When I was in Germany a few weeks ago, I met Mortiz Manke, a chef who ran into this exact conundrum and came up with a novel solution. Rather than just tossing some cherry tomatoes into a bowl, the Frank Petzchen cooking school educator used some spices and other ingredients to transform a carton of plain veggies into an upscale dish. It took minimal effort and all of 10 minutes.
“I just wanted to get the best out of the tomato,” Manke told me. This technique doesn’t require any special tools, and is an easy way to thrill either your own palette or the taste buds of anyone you’re trying to impress with your elegant ways.
What you’ll need:
- 2 cups of raw vegetables (or fruits, or fungi)
- Pinch of salt
- Pinch of brown sugar
- Pinch of black pepper
- 1/4 cup of olive oil
- 1/4 cup of Balsamic vinegar
- 1 tablespoon of fresh marjoram (rosemary or other spices will do just fine)
- 1 tablespoon of Parmesan cheese
How to do it:
First, cut your veggies into bite-sized pieces and put them on a plate. I’m using cherry tomatoes, so that means cutting them in half.
Sprinkle the salt, sugar, and pepper on the vegetables.
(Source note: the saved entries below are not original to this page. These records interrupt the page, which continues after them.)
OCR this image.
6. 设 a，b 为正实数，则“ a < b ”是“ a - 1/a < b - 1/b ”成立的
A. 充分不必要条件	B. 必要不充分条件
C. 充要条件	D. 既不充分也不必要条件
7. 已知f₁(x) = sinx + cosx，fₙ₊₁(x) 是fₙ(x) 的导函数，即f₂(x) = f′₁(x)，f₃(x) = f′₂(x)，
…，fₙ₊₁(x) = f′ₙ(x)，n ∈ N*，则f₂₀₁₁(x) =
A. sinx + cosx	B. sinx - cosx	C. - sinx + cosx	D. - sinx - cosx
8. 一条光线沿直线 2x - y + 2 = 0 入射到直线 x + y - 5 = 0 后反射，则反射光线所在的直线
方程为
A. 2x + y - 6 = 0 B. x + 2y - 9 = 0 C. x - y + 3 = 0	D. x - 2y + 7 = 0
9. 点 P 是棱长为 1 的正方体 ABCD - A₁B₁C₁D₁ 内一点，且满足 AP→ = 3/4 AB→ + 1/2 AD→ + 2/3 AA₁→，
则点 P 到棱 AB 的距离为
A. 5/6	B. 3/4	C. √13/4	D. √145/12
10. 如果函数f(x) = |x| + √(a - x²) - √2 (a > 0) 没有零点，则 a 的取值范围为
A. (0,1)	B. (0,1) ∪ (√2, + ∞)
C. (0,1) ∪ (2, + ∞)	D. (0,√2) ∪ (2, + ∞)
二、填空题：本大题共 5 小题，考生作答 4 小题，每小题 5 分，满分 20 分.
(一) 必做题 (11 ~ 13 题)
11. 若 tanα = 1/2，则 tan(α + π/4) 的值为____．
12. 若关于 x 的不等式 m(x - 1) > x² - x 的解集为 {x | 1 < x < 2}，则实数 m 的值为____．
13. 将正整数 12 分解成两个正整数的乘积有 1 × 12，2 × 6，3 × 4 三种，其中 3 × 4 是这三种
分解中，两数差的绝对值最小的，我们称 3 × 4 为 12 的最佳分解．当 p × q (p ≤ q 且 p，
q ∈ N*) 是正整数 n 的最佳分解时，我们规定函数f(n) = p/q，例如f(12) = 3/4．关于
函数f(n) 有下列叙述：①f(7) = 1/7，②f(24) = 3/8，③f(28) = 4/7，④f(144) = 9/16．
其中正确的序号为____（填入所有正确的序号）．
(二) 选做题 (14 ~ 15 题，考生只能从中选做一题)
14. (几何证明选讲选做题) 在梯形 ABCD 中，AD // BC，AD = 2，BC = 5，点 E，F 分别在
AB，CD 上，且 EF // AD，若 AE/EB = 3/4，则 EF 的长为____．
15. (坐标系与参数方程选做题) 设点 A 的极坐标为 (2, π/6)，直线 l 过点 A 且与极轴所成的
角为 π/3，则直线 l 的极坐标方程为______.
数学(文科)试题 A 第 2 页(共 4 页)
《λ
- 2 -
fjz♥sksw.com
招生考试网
Let them sit and soak up those delicious flavors for a few minutes.
Dice the marjoram and coarsely shred the parmesan. Sprinkle them on the veggies.
Drizzle the olive oil and balsamic vinegar over the nearly finished plate. You can go for a classic crisscross pattern or more of a splattered paint look. Or you can just dump them on. Nobody will complain. For extra credit, garnish with a piece of marjoram.
There you go—it only takes a few minutes, but these steps will turn plain veggies into a fancy (and significantly more delicious) dish.
“The tomatoes are juicy, sweet, and sour,” Manke says. The salt emphasizes the sweetness, the pepper gives them a nice tickle, and the marjoram—a relative of oregano—adds a unique flavor, he explains. And in addition to creating flavor, the vinegar makes the dish prettier when it’s drizzled in creative patterns. Parmesan has a lot of umami flavor, too, so it matches the theme.
It’s a pretty good cheat whether you’re entertaining, treating yourself, or just trying to get the best out of your vegetables.